Storia e geografie nel Mediterraneo
Prima di addentrarsi nella realtà propria del territorio agrigentino, si proverà ad analizzare geograficamente la Sicilia, la cui morfologia ha influenzato la distribuzione della popolazione che si è insediata soprattutto nelle aree costiere. Tra i tipi di situazioni territoriali, il perimetro urbano costiero, elemento ordinatore della realtà siciliana, è più integrato e dinamico e comprende i centri urbani più rilevanti soprattutto nei versanti tirrenico e ionico con i due sistemi metropolitani.
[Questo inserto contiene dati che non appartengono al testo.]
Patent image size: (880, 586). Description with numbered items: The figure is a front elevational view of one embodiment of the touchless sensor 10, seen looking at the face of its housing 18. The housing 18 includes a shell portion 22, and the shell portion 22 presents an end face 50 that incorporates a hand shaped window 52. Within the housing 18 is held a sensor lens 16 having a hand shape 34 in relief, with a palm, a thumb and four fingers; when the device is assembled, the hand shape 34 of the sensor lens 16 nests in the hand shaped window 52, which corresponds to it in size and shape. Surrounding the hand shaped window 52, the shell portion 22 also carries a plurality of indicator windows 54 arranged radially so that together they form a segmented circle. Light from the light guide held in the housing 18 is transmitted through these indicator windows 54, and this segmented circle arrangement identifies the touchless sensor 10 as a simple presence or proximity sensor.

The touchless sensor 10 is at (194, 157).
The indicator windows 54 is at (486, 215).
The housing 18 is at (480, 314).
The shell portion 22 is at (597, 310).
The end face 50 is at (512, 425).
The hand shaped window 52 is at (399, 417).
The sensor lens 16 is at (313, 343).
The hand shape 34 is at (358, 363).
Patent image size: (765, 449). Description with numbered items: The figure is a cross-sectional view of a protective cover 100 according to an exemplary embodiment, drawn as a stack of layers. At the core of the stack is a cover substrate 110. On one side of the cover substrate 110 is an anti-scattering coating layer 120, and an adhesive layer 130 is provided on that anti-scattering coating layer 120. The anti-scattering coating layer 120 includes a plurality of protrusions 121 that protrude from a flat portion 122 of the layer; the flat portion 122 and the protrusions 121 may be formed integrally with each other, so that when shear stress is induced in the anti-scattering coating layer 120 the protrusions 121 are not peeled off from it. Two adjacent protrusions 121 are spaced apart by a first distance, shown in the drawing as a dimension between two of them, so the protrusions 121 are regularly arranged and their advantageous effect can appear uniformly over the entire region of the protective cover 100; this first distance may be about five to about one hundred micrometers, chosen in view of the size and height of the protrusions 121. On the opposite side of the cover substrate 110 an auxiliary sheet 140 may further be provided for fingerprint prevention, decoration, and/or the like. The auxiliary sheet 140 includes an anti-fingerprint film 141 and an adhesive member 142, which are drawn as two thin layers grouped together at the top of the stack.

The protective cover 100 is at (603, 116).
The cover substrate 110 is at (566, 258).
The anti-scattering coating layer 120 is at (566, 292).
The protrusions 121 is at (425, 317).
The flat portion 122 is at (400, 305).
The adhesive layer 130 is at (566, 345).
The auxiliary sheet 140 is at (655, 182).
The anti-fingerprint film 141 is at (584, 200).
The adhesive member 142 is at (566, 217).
Caratteristica di suddetti perimetri è il maggiore dinamismo da un punto di vista demografico rispetto al fronte africano, dove si risente ancora della mentalità, tradizioni, strutture economiche della Sicilia interna.
Nella mutevolezza dei paesaggi costieri, infatti, i tre distinti fronti dell’isola guardano mari diversi e presentano caratteristiche geografiche diverse; in particolare il Lato Africano, che in passato si è espresso in centri di grande rilievo (a parte Agrigento anche Selinunte, Gela, Camarina), è ricco di insenature, con rupi alte e ripide ma anche ampie spiagge bianche, spesso ancora incredibilmente incontaminate. Fin dall’antichità più remota, i porti fluviali dei dintorni di Àkragas svolsero, ad esempio, un’importantissima funzione per i traffici marittimi e per il sorgere di città. Il sistema costiero di riferimento ? da Sciacca a Licata ?, in particolare, è rappresentativo della compresenza di archeologia, paesaggi straordinari, luoghi carichi si suggestioni, ma anche edilizia – spesso abusiva -, risorse naturali e culturali rilevanti da un lato, marginalità e degrado diffuso dall’altro, come del resto si riscontra in altre realtà costiere del Mediterraneo.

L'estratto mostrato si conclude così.